La continuité contre la confusion
Régionales: le succès des conservateurs en place éloigne l’hypothèse Macron-Le Pen à la présidentielle – une analyse
C’était dit, écrit et répété de longue date: l’élection présidentielle, l’année prochaine en France, culminerait dans un affrontement entre Emmanuel Macron et Marine Le Pen au second tour. Or les résultats des élections régionales et départementales, dimanche dernier, laissent entrevoir que la présidente du Rassemblement national pourrait bien, après tout, ne pas être présente à ce dernier round. Ils laissent entrevoir que Macron aussi, après tout, pourrait en être absent. Car en favorisant les élus déjà en place, l’électorat a conforté la droite conservatrice et les socialistes.

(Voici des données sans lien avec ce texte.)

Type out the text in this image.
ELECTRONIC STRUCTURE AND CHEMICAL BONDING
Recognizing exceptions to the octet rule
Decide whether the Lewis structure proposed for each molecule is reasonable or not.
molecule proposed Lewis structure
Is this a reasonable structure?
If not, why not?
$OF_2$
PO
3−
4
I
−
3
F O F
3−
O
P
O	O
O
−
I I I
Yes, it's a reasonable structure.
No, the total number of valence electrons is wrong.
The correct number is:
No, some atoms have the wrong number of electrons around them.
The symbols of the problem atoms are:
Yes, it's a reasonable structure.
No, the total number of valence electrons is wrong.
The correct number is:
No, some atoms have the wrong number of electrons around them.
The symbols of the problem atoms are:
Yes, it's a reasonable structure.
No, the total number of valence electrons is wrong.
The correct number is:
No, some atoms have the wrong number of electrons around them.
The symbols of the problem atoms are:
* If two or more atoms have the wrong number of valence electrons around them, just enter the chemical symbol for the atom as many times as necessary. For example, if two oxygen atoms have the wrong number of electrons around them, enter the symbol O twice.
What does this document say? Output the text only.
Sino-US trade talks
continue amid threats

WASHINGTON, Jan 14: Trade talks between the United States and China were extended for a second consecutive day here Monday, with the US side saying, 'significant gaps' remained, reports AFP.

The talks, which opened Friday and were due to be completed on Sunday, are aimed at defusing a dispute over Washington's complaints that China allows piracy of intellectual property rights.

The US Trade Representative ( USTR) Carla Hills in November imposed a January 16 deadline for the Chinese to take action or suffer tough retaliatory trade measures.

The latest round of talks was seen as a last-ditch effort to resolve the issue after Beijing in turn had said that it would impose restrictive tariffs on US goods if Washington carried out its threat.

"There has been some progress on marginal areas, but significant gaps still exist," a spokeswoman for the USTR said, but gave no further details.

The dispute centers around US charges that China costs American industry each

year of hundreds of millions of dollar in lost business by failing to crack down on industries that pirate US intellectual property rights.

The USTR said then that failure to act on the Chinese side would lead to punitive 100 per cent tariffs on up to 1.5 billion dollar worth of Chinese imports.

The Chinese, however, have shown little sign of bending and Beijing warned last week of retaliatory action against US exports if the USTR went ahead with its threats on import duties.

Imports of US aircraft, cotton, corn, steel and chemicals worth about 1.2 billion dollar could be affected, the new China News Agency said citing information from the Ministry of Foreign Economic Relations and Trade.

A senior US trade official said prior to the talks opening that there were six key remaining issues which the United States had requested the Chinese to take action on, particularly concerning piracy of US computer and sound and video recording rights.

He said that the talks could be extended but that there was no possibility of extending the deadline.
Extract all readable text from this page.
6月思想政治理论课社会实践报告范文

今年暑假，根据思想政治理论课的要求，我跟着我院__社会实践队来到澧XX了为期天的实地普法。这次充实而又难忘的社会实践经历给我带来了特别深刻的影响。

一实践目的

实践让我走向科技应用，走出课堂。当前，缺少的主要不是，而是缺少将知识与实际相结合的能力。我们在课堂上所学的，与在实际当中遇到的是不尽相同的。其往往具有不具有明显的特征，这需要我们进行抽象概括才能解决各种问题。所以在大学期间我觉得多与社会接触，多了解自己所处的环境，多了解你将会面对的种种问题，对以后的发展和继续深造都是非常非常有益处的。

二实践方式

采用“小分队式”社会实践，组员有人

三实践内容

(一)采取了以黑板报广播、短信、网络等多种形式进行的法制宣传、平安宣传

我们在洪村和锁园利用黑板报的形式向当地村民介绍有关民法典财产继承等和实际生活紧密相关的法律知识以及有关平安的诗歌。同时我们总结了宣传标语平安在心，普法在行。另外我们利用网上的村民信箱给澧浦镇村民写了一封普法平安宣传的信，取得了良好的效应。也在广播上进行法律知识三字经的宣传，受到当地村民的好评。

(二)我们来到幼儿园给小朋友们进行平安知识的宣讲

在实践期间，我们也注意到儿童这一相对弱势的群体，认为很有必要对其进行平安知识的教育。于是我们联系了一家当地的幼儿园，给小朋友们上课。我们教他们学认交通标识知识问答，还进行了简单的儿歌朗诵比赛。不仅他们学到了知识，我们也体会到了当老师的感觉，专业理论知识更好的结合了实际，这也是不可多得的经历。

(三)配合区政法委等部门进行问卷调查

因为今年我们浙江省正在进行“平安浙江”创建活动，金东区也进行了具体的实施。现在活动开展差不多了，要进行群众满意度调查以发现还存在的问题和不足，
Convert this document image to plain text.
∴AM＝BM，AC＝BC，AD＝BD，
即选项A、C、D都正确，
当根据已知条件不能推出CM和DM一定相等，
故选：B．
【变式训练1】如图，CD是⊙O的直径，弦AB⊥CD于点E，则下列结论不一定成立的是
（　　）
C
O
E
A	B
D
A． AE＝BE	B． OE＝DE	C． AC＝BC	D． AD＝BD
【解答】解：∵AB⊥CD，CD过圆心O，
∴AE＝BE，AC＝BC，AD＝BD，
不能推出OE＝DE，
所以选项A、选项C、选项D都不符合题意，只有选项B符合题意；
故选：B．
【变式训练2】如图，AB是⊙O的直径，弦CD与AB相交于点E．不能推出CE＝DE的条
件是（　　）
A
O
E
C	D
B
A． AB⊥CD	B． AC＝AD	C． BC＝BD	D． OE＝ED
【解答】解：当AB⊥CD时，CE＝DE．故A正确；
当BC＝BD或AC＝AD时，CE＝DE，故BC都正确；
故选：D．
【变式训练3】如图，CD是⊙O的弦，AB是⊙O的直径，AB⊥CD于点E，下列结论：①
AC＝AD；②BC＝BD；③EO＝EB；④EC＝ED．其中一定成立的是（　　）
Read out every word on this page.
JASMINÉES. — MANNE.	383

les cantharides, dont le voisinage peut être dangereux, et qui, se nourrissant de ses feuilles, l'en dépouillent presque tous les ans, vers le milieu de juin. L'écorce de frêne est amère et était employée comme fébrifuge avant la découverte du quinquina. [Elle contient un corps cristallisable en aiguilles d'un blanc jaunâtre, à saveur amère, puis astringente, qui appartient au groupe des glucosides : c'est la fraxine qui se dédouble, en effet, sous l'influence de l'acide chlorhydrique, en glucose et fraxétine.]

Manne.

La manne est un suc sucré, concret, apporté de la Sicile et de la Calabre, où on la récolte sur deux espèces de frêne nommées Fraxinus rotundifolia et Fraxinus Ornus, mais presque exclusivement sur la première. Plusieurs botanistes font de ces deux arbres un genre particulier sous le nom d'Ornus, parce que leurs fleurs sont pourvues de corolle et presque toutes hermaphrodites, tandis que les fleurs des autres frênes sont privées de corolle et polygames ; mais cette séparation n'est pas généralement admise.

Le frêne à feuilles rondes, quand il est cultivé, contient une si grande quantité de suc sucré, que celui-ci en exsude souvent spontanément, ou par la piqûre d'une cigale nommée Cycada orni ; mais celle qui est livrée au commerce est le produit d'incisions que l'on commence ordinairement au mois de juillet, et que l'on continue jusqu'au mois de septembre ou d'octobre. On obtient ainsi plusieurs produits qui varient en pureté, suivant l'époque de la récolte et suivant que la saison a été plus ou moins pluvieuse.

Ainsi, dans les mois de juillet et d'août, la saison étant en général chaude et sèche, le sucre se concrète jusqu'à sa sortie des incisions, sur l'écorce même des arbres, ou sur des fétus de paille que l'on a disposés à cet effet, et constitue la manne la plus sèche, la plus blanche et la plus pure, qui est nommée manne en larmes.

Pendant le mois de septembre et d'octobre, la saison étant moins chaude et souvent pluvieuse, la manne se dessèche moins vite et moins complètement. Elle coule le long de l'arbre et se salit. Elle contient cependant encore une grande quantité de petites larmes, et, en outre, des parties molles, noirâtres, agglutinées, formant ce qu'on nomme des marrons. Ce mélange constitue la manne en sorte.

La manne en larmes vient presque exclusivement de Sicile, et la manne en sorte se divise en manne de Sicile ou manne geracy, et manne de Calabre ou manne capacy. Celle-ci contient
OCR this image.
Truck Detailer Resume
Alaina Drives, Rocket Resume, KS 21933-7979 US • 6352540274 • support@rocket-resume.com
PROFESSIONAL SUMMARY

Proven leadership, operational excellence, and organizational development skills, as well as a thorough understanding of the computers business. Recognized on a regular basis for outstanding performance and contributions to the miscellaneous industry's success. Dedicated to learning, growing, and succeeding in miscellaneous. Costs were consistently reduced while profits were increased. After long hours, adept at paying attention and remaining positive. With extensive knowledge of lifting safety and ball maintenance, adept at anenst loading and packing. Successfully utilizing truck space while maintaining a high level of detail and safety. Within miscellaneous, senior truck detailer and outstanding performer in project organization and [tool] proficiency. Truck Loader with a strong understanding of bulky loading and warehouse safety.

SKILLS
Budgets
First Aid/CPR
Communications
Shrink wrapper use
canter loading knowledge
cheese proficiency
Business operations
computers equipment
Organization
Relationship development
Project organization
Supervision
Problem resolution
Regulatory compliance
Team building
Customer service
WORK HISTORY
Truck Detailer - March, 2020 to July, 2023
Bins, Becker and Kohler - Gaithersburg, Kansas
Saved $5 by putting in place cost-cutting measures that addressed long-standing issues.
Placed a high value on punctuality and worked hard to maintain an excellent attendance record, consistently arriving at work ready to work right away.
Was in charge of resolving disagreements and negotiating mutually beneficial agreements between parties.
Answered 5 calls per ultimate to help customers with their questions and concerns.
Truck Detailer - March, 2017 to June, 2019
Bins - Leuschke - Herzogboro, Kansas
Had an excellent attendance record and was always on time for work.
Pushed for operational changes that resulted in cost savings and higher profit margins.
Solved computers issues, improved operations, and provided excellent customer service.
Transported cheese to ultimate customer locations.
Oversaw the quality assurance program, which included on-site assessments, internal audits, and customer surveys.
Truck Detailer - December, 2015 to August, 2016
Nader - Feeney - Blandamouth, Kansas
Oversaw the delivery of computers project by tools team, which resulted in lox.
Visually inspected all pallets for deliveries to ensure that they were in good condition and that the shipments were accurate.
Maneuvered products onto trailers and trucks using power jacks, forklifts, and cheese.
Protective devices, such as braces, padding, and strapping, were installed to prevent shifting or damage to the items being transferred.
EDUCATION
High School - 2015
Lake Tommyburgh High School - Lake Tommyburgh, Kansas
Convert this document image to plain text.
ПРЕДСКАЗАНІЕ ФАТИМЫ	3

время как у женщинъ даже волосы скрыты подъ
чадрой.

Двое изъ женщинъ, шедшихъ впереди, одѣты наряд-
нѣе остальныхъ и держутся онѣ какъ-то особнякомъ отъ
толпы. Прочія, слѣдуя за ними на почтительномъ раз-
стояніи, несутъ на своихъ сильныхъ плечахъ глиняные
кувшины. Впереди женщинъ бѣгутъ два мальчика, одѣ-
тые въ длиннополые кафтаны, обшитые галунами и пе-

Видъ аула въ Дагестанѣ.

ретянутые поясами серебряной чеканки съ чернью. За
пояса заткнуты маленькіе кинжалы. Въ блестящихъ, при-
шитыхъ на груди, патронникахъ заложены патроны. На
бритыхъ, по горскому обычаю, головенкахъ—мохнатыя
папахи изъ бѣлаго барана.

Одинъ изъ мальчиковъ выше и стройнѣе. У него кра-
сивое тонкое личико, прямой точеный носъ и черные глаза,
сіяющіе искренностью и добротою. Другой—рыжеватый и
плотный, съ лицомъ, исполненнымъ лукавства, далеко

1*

Dimanche soir, à l’issue du match de foot opposant son pays à la Belgique, une présentatrice de la télévision portugaise conçut cette façon originale d’introduire son bulletin d’informations. «Il y une bonne et il y a une mauvaise nouvelle aujourd’hui. La mauvaise: nous avons perdu. La bonne: Le Pen en France aussi.»
Les jeunes résistent à LREM
Le scrutin régional et départemental était le dernier rendez-vous donné aux électeurs français avant la course à l’Elysée les 10 et 24 avril 2022, dans quelques mois donc. Ils ne furent pas nombreux à donner suite: un taux d’abstention de plus de 65 % atteste que la désaffection des urnes devient un facteur cardinal de la pratique politique et de la conjoncture idéologique en général. Avant d’y revenir, à cette abstention, rappelons les données principales qui dimanche se sont dégagées des bulletins de vote.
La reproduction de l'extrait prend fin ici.